The last time Shridharan had questioned the bona fides of a project proved to be prescient: weeks before the Satyam scandal erupted, he exposed the undue benefits conferred on its sister concern Maytas by the Andra government in Hyderabad's metro project in which he was a consultant.

Shridharan's intervention in the J&K project follows a request made to him on March 26 by the then Member Engineering in the railway board, S K Vij, five days before his retirement. Having already rolled back the unviable component of building the world's highest arch bridge on Chenab across an unstable gorge, Vij sought Shridharan's help in an obvious bid to counter the powerful lobby within the railways which wanted the present alignment to be retained lest they be held accountable for losses running into hundreds of crores.

Shridharan backed Vij's idea of switching to a straighter and shorter alignment, which is designed to avoid exposure to landslides as it uses advanced technology of tunnelling through mountains from Katra to Banihal. As a corollary, Shridharan endorsed the proposal of increasing the gradient from 1:100 to 1:40 since the entire route would anyway be electrified.

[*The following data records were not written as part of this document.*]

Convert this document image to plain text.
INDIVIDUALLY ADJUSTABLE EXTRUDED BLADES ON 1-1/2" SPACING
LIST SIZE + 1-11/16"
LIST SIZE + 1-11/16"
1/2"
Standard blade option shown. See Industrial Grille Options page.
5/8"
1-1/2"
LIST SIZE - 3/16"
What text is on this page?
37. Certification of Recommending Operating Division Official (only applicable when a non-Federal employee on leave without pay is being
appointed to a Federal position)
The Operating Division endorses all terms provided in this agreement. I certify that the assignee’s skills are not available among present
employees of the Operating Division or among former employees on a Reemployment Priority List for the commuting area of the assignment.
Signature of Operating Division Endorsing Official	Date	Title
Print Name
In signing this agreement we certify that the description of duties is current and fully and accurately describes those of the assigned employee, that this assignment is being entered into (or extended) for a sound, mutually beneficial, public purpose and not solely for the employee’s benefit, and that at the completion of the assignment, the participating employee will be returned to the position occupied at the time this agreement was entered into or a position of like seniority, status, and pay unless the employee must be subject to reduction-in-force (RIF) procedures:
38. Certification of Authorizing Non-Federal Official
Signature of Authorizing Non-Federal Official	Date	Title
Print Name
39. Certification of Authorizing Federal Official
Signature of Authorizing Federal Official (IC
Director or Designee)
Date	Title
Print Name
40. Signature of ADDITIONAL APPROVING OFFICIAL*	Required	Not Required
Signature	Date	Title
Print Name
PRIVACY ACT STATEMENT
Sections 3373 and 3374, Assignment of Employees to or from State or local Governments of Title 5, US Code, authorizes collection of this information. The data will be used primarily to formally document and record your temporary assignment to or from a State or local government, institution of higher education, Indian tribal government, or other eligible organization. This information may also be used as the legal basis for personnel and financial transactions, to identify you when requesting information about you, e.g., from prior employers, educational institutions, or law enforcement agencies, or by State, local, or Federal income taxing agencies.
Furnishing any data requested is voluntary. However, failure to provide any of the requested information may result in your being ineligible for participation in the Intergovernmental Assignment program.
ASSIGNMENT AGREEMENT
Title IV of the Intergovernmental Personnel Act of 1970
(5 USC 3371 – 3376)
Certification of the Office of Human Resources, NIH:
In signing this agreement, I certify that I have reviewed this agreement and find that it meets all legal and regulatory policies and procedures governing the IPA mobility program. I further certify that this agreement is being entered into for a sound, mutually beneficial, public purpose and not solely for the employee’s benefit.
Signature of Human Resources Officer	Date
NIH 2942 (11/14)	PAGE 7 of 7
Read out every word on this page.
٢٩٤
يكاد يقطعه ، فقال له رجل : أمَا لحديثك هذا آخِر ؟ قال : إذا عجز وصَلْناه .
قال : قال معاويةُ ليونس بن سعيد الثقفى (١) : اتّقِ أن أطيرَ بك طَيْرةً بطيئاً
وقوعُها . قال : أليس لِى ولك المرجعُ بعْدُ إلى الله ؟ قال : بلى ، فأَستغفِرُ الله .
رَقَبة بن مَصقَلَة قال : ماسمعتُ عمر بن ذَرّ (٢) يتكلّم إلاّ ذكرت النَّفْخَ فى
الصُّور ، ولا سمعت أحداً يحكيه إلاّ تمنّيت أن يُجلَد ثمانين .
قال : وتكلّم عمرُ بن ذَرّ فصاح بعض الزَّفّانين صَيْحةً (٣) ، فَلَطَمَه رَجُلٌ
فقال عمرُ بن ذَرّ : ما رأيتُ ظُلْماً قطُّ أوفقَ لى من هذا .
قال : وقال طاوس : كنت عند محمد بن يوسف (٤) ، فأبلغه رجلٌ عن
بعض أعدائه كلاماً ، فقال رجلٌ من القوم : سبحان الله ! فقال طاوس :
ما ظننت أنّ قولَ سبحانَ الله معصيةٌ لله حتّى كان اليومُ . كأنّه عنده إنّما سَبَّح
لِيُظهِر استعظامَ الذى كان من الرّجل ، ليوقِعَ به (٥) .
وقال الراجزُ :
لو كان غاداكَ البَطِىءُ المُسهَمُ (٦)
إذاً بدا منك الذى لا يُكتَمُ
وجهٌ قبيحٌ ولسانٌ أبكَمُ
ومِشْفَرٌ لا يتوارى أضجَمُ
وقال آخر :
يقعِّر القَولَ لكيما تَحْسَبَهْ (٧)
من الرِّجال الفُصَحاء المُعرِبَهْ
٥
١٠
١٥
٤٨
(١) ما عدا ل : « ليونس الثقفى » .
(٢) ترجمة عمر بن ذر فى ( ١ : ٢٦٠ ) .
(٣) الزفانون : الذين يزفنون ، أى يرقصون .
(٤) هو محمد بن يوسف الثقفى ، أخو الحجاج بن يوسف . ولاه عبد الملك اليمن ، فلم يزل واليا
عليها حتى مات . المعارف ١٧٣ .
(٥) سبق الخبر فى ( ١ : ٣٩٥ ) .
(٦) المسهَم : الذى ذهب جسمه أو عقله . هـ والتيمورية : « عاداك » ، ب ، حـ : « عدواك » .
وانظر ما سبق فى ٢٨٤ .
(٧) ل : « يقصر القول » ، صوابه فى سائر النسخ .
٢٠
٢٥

It remains to be seen whether the expert committee, will accept Shridharan's advise to depart completely from the present alignment. The committee headed by former railway board chairman M Ravindra is however under pressure to suggest retention of the present alignment with minor changes. This is because, Vij's successor Rakesh Chopra and Member Traffic Shri Prakash issued an order last month stating that the gradient should in no circumstances exceed 1:80.

The order seeks to undermine the discretion of the expert committee as it makes it harder to straighten the present serpentine alignment and raises the prospect of reviving the much-touted Chenab bridge.